Refren „Powiedziałeś, że dorośniesz / A potem przyjdziesz mnie odnaleźć” ujawnia obietnicę złożoną w niewinności, być może obietnicę, której Peter nigdy nie zamierzał złamać, ale której dotrzymanie uniemożliwia realia dorosłego życia. To powtórzenie ma niemal tragiczny charakter, odzwierciedlając ból i rozczarowanie narratorki, gdy konfrontuje się z prawdą, że obietnice z dzieciństwa często są przyćmione przez obowiązki i wybory dorosłych.
Sercem utworu jest wyraz straty i próba pogodzenia się z przeszłością. „A ja nie chciałam schodzić / Myślałam, że to na razie tylko pożegnanie” porusza temat niechęci do zaakceptowania końca pewnej epoki; istnieje ukryta nadzieja, że pożegnanie jest tymczasowe, stanowi jedynie przerwę przed obiecanym ponownym spotkaniem.
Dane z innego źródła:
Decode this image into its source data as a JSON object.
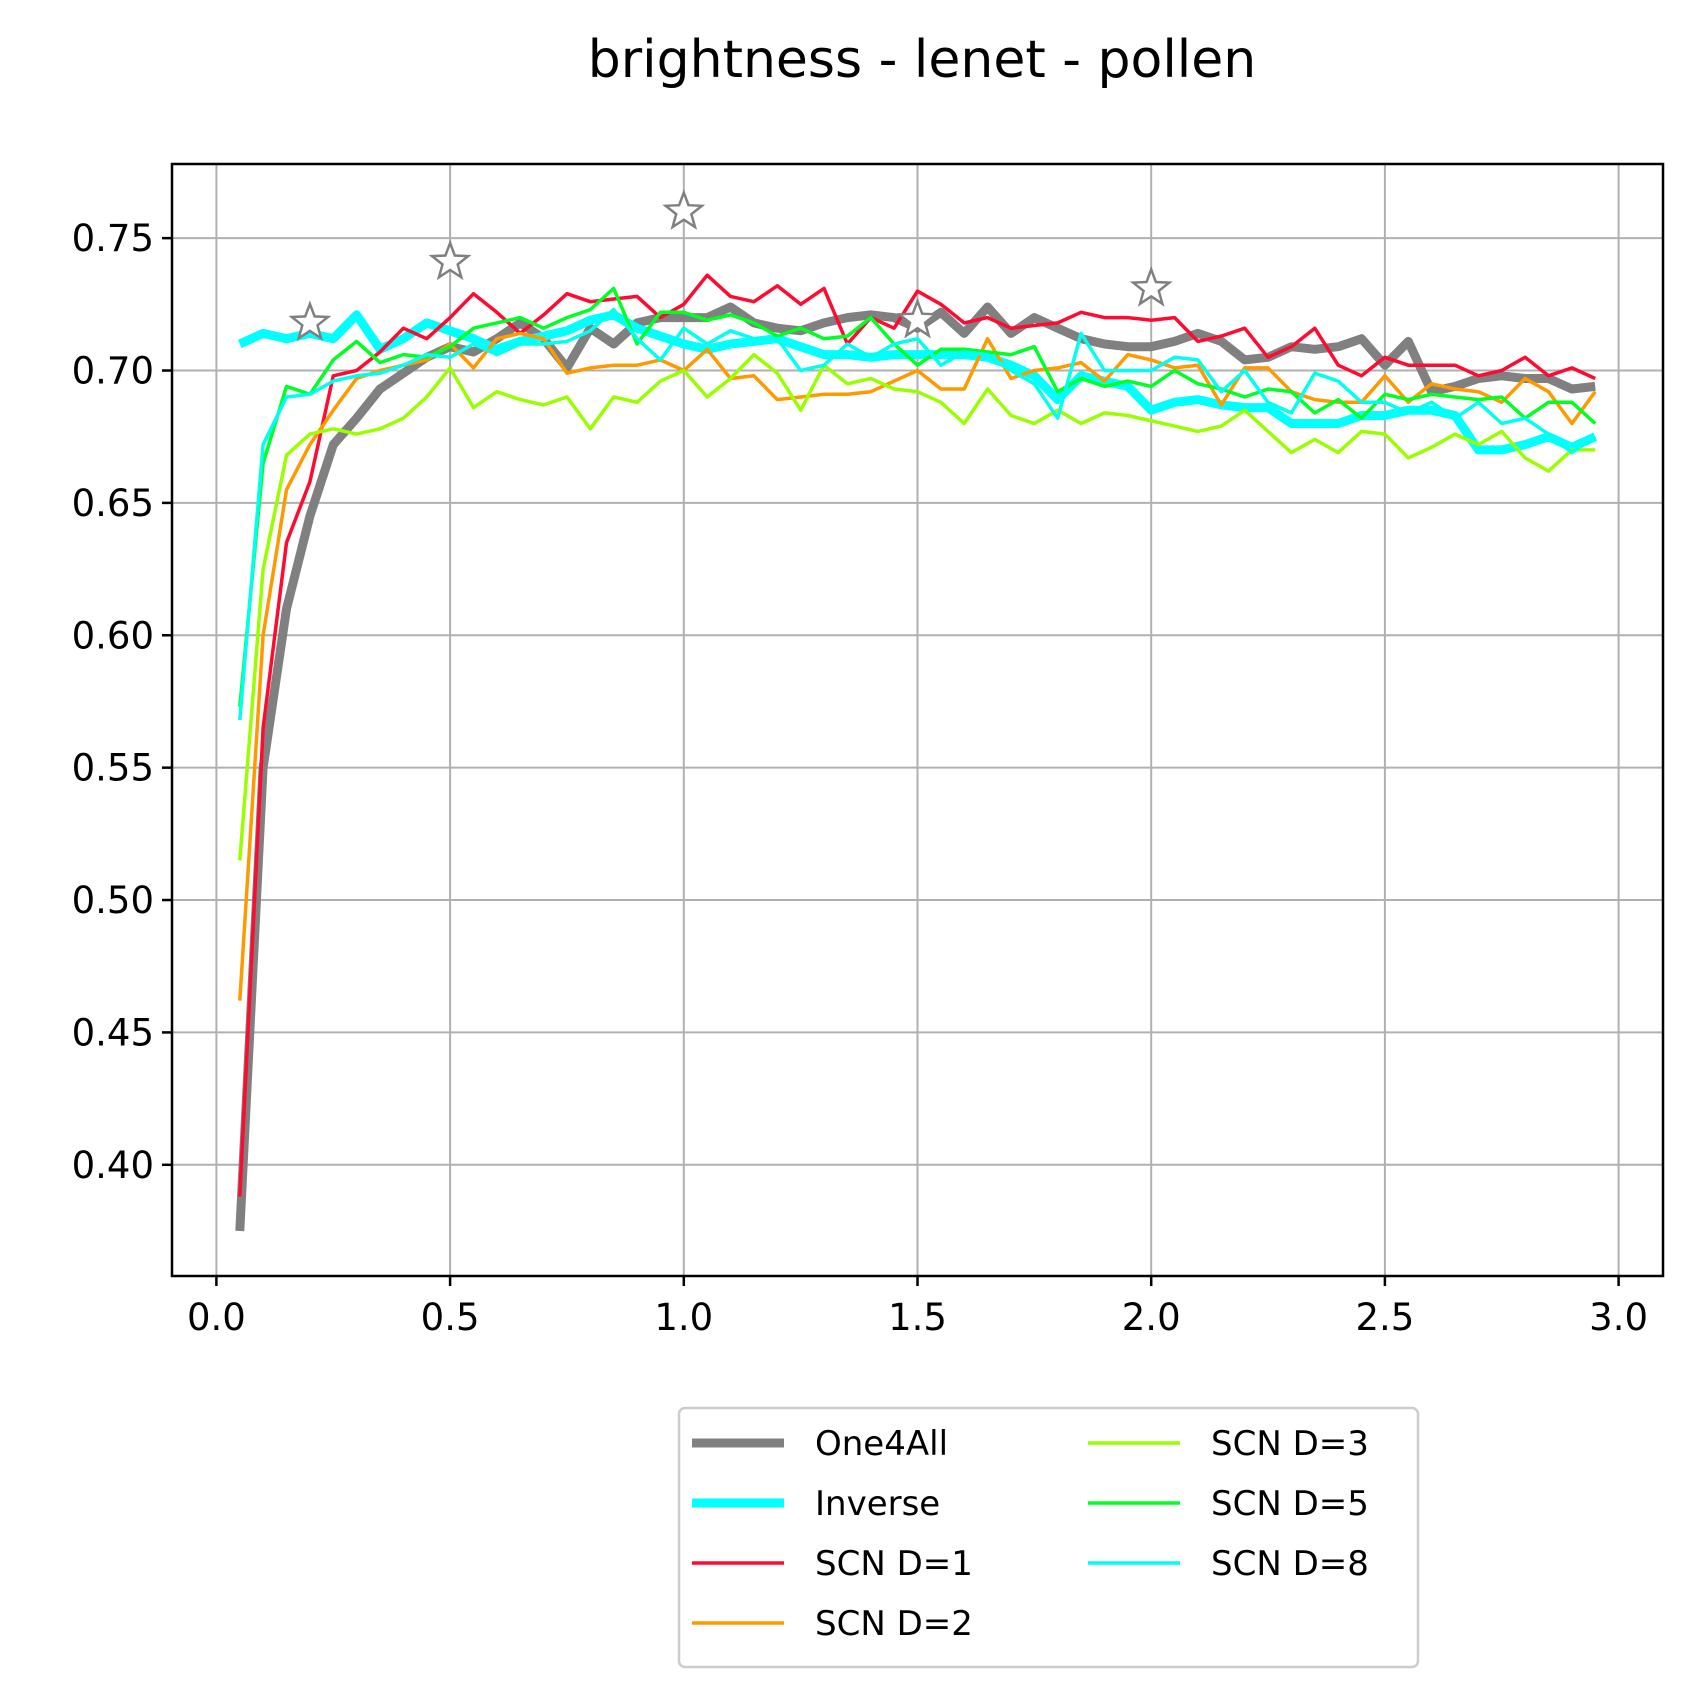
{
  "chart_data": {
    "type": "line",
    "title": "brightness - lenet - pollen",
    "xlabel": "",
    "ylabel": "",
    "xlim": [
      -0.095,
      3.095
    ],
    "ylim": [
      0.358,
      0.778
    ],
    "xticks": [
      0.0,
      0.5,
      1.0,
      1.5,
      2.0,
      2.5,
      3.0
    ],
    "yticks": [
      0.4,
      0.45,
      0.5,
      0.55,
      0.6,
      0.65,
      0.7,
      0.75
    ],
    "x": [
      0.05,
      0.1,
      0.15,
      0.2,
      0.25,
      0.3,
      0.35,
      0.4,
      0.45,
      0.5,
      0.55,
      0.6,
      0.65,
      0.7,
      0.75,
      0.8,
      0.85,
      0.9,
      0.95,
      1.0,
      1.05,
      1.1,
      1.15,
      1.2,
      1.25,
      1.3,
      1.35,
      1.4,
      1.45,
      1.5,
      1.55,
      1.6,
      1.65,
      1.7,
      1.75,
      1.8,
      1.85,
      1.9,
      1.95,
      2.0,
      2.05,
      2.1,
      2.15,
      2.2,
      2.25,
      2.3,
      2.35,
      2.4,
      2.45,
      2.5,
      2.55,
      2.6,
      2.65,
      2.7,
      2.75,
      2.8,
      2.85,
      2.9,
      2.95
    ],
    "grid": true,
    "legend_position": "bottom-center",
    "series": [
      {
        "name": "One4All",
        "color": "#808080",
        "width": 9,
        "values": [
          0.375,
          0.55,
          0.61,
          0.645,
          0.672,
          0.682,
          0.693,
          0.699,
          0.705,
          0.709,
          0.707,
          0.712,
          0.718,
          0.712,
          0.701,
          0.716,
          0.71,
          0.718,
          0.72,
          0.72,
          0.72,
          0.724,
          0.718,
          0.716,
          0.715,
          0.718,
          0.72,
          0.721,
          0.72,
          0.716,
          0.722,
          0.714,
          0.724,
          0.714,
          0.72,
          0.716,
          0.712,
          0.71,
          0.709,
          0.709,
          0.711,
          0.714,
          0.711,
          0.704,
          0.705,
          0.709,
          0.708,
          0.709,
          0.712,
          0.702,
          0.711,
          0.692,
          0.694,
          0.697,
          0.698,
          0.697,
          0.697,
          0.693,
          0.694
        ]
      },
      {
        "name": "Inverse",
        "color": "#00ffff",
        "width": 9,
        "values": [
          0.71,
          0.714,
          0.712,
          0.714,
          0.712,
          0.721,
          0.708,
          0.712,
          0.718,
          0.715,
          0.712,
          0.708,
          0.711,
          0.713,
          0.715,
          0.719,
          0.721,
          0.716,
          0.713,
          0.71,
          0.708,
          0.71,
          0.711,
          0.712,
          0.709,
          0.706,
          0.706,
          0.705,
          0.706,
          0.706,
          0.706,
          0.706,
          0.705,
          0.702,
          0.698,
          0.689,
          0.698,
          0.696,
          0.694,
          0.685,
          0.688,
          0.689,
          0.687,
          0.686,
          0.686,
          0.68,
          0.68,
          0.68,
          0.683,
          0.683,
          0.685,
          0.685,
          0.683,
          0.67,
          0.67,
          0.672,
          0.675,
          0.671,
          0.675
        ]
      },
      {
        "name": "SCN D=1",
        "color": "#ff0a30",
        "width": 3.5,
        "values": [
          0.388,
          0.565,
          0.635,
          0.658,
          0.698,
          0.7,
          0.707,
          0.716,
          0.712,
          0.72,
          0.729,
          0.722,
          0.714,
          0.721,
          0.729,
          0.726,
          0.727,
          0.728,
          0.72,
          0.725,
          0.736,
          0.728,
          0.726,
          0.732,
          0.725,
          0.731,
          0.71,
          0.72,
          0.716,
          0.73,
          0.725,
          0.718,
          0.72,
          0.716,
          0.717,
          0.718,
          0.722,
          0.72,
          0.72,
          0.719,
          0.72,
          0.711,
          0.713,
          0.716,
          0.705,
          0.709,
          0.716,
          0.702,
          0.698,
          0.705,
          0.702,
          0.702,
          0.702,
          0.698,
          0.7,
          0.705,
          0.698,
          0.701,
          0.697
        ]
      },
      {
        "name": "SCN D=2",
        "color": "#ff9900",
        "width": 3.5,
        "values": [
          0.462,
          0.6,
          0.655,
          0.672,
          0.685,
          0.697,
          0.7,
          0.702,
          0.704,
          0.71,
          0.701,
          0.712,
          0.714,
          0.712,
          0.699,
          0.701,
          0.702,
          0.702,
          0.704,
          0.7,
          0.708,
          0.697,
          0.698,
          0.689,
          0.69,
          0.691,
          0.691,
          0.692,
          0.696,
          0.7,
          0.693,
          0.693,
          0.712,
          0.697,
          0.7,
          0.701,
          0.703,
          0.696,
          0.706,
          0.704,
          0.701,
          0.702,
          0.687,
          0.701,
          0.701,
          0.692,
          0.689,
          0.688,
          0.688,
          0.698,
          0.688,
          0.695,
          0.693,
          0.692,
          0.688,
          0.697,
          0.692,
          0.68,
          0.692
        ]
      },
      {
        "name": "SCN D=3",
        "color": "#99ff00",
        "width": 3.5,
        "values": [
          0.515,
          0.625,
          0.668,
          0.676,
          0.678,
          0.676,
          0.678,
          0.682,
          0.69,
          0.701,
          0.686,
          0.692,
          0.689,
          0.687,
          0.69,
          0.678,
          0.69,
          0.688,
          0.696,
          0.7,
          0.69,
          0.697,
          0.706,
          0.699,
          0.685,
          0.702,
          0.695,
          0.697,
          0.693,
          0.692,
          0.688,
          0.68,
          0.693,
          0.683,
          0.68,
          0.685,
          0.68,
          0.684,
          0.683,
          0.681,
          0.679,
          0.677,
          0.679,
          0.685,
          0.677,
          0.669,
          0.674,
          0.669,
          0.677,
          0.676,
          0.667,
          0.671,
          0.676,
          0.672,
          0.677,
          0.667,
          0.662,
          0.67,
          0.67
        ]
      },
      {
        "name": "SCN D=5",
        "color": "#00ff22",
        "width": 3.5,
        "values": [
          0.573,
          0.665,
          0.694,
          0.691,
          0.704,
          0.711,
          0.703,
          0.706,
          0.705,
          0.709,
          0.716,
          0.718,
          0.72,
          0.716,
          0.72,
          0.723,
          0.731,
          0.71,
          0.722,
          0.722,
          0.719,
          0.721,
          0.718,
          0.713,
          0.716,
          0.712,
          0.713,
          0.72,
          0.71,
          0.702,
          0.708,
          0.708,
          0.707,
          0.706,
          0.709,
          0.692,
          0.697,
          0.694,
          0.696,
          0.694,
          0.7,
          0.695,
          0.693,
          0.69,
          0.693,
          0.692,
          0.684,
          0.689,
          0.682,
          0.691,
          0.689,
          0.691,
          0.69,
          0.689,
          0.69,
          0.682,
          0.688,
          0.688,
          0.68
        ]
      },
      {
        "name": "SCN D=8",
        "color": "#00ffee",
        "width": 3.5,
        "values": [
          0.568,
          0.672,
          0.69,
          0.691,
          0.696,
          0.698,
          0.699,
          0.702,
          0.706,
          0.705,
          0.71,
          0.706,
          0.71,
          0.71,
          0.711,
          0.715,
          0.723,
          0.712,
          0.704,
          0.716,
          0.71,
          0.715,
          0.712,
          0.712,
          0.7,
          0.702,
          0.71,
          0.705,
          0.71,
          0.712,
          0.702,
          0.707,
          0.706,
          0.7,
          0.695,
          0.682,
          0.714,
          0.7,
          0.7,
          0.7,
          0.705,
          0.704,
          0.692,
          0.7,
          0.688,
          0.684,
          0.699,
          0.696,
          0.688,
          0.688,
          0.684,
          0.688,
          0.682,
          0.688,
          0.68,
          0.682,
          0.676,
          0.669,
          0.675
        ]
      }
    ],
    "markers": {
      "symbol": "star",
      "color": "#808080",
      "points": [
        {
          "x": 0.2,
          "y": 0.718
        },
        {
          "x": 0.5,
          "y": 0.741
        },
        {
          "x": 1.0,
          "y": 0.76
        },
        {
          "x": 1.5,
          "y": 0.719
        },
        {
          "x": 2.0,
          "y": 0.731
        }
      ]
    }
  }
}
Nadzieja ta zostaje jednak zabarwiona smutkiem, gdyż narratorka stopniowo zdaje sobie sprawę, że Piotr z jej młodości nie jest w stanie spełnić obietnic złożonych w prostocie dzieciństwa.
Odniesienie do „Piotra tracącego Wendy” jest szczególnie przejmujące, ponieważ oddaje istotę konfliktu pomiędzy chęcią pozostania w Nibylandii młodości a zmierzeniem się z rzeczywistością wzrostu. W kontekście piosenki Peter reprezentuje nie tylko dosłowną postać, która obiecała powrót, ale także część narratora, który desperacko pragnie wierzyć w tę obietnicę, mimo że wie, że rzeczywistość jest nieuchronnie bardziej złożona i często rozczarowująca.
W „Swetrze” narracja sugeruje, że to Wendy (Betty) opuszcza Petera (James), co symbolizuje jej decyzję o dojrzewaniu i porzuceniu niedojrzałości reprezentowanej przez Petera. Tutaj sytuacja jest odwrotna; to Piotr odchodzi, pozostawiając narratora czekającego. Można to interpretować jako potwierdzenie rzeczywistości, w której często młodzieńcze obietnice nie są spełniane, ponieważ ludzie zmieniają się, rozwijają i podążają różnymi ścieżkami. Odejście Piotra symbolizuje utratę młodzieńczego idealizmu i surową prawdę, że nie wszystkich złożonych obietnic da się dotrzymać, gdy wkraczamy w zawiłości dorosłego życia.
Zakończenie utworu, w którym narrator zastanawia się nad oczekiwaniem i ewentualną akceptacją zniknięcia Piotra („Ale kobieta siedząca przy oknie zgasiła światło”), symbolizuje decydujący moment dojrzewania. Wyłącza światło, dosłownie i w przenośni, sygnalizując koniec oczekiwania i początek nowego etapu samoakceptacji i uznania, że niektóre obietnice, niezależnie od tego, jak głębokie i szczere, mogą nigdy nie zostać spełnione.
„Piotr” to melancholijna medytacja na temat wzrostu, przeplatana bólem straty i tragicznym pięknem młodzieńczych nadziei. Piosenka nie tylko bada załamanie obietnic, ale także akceptację tego, że proces dojrzewania wymaga nauczenia się życia z bliznami rozczarowań, a jednocześnie znalezienia odwagi, by iść dalej.